Tag the destination with tenant/team/environment labels your observability stack can select on.

spec:
  # ... source pointing at a ConfigMap with labels {env: prod, tenant: shared}
  overlay:
    labels:
      projected-by: projection
      tenant: tenant-a          # overrides source's {tenant: shared}

Expected outcome: the destination carries {env: prod, projected-by: projection, tenant: tenant-a}. Source value of tenant: shared is overridden because overlay wins on conflict.

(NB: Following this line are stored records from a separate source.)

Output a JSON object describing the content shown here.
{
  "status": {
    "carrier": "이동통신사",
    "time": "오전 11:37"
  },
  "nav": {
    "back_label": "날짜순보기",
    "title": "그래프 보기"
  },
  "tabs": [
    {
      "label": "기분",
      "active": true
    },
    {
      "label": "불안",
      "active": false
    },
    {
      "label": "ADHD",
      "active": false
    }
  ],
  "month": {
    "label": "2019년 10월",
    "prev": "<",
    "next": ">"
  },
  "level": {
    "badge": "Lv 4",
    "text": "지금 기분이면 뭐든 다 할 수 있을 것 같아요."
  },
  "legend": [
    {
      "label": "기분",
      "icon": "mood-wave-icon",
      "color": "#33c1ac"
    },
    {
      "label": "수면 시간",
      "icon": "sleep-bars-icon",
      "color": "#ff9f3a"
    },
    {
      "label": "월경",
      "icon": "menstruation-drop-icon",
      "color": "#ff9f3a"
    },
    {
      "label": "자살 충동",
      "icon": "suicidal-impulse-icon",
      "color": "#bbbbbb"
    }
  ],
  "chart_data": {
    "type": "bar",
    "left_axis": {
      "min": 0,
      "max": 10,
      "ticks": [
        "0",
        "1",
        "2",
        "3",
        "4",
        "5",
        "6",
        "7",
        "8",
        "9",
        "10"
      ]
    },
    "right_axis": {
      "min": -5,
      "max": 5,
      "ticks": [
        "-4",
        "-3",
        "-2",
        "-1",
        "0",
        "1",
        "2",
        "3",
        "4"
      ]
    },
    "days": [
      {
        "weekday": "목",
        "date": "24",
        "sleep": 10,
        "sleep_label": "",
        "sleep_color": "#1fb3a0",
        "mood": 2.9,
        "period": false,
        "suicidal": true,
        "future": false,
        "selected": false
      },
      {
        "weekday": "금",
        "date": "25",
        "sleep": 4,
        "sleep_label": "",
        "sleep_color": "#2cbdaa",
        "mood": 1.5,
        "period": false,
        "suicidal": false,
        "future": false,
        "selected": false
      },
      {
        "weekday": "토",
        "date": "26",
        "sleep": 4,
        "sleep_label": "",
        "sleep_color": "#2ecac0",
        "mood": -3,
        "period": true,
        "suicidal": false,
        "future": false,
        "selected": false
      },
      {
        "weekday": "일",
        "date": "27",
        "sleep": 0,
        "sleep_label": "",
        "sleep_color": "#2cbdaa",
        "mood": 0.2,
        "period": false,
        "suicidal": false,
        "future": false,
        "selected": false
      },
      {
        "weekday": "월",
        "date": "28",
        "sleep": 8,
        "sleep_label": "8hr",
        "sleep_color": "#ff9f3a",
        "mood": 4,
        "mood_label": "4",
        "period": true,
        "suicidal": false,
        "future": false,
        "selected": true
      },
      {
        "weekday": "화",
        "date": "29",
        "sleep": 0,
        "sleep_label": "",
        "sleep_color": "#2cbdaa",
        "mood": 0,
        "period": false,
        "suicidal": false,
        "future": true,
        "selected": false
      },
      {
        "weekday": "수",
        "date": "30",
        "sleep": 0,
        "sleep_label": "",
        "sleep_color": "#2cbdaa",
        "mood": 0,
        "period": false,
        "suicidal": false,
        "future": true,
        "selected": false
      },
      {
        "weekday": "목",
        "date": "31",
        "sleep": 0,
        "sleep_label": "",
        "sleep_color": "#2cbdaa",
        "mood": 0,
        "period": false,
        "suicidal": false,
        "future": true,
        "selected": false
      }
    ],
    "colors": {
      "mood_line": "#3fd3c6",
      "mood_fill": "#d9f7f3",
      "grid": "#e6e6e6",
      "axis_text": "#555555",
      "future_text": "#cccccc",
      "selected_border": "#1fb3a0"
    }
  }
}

Gotchas: label removals are not expressible. You can only set or override. If you want the destination to lose a source label, you can't do that with overlay alone today.

9. Overlay annotations

File: examples/with-overlay-annotations.yaml

Same merge rules as labels — use it to stamp provenance:

spec:
  overlay:
    annotations:
      mirror.example.com/source: platform/feature-flags
      mirror.example.com/team: platform-eng

Expected outcome: destination annotations include both overlay entries plus the always-stamped ownership annotation (projection.sh/owned-by-projection: <ns>/<name> for namespaced, projection.sh/owned-by-cluster-projection: <name> for cluster).

Gotchas:

  • Don't try to set the ownership annotation via overlay — the controller overwrites it on every reconcile.
  • kubectl.kubernetes.io/last-applied-configuration is always stripped on the destination (carrying it would break three-way merge on later kubectl apply calls against the destination).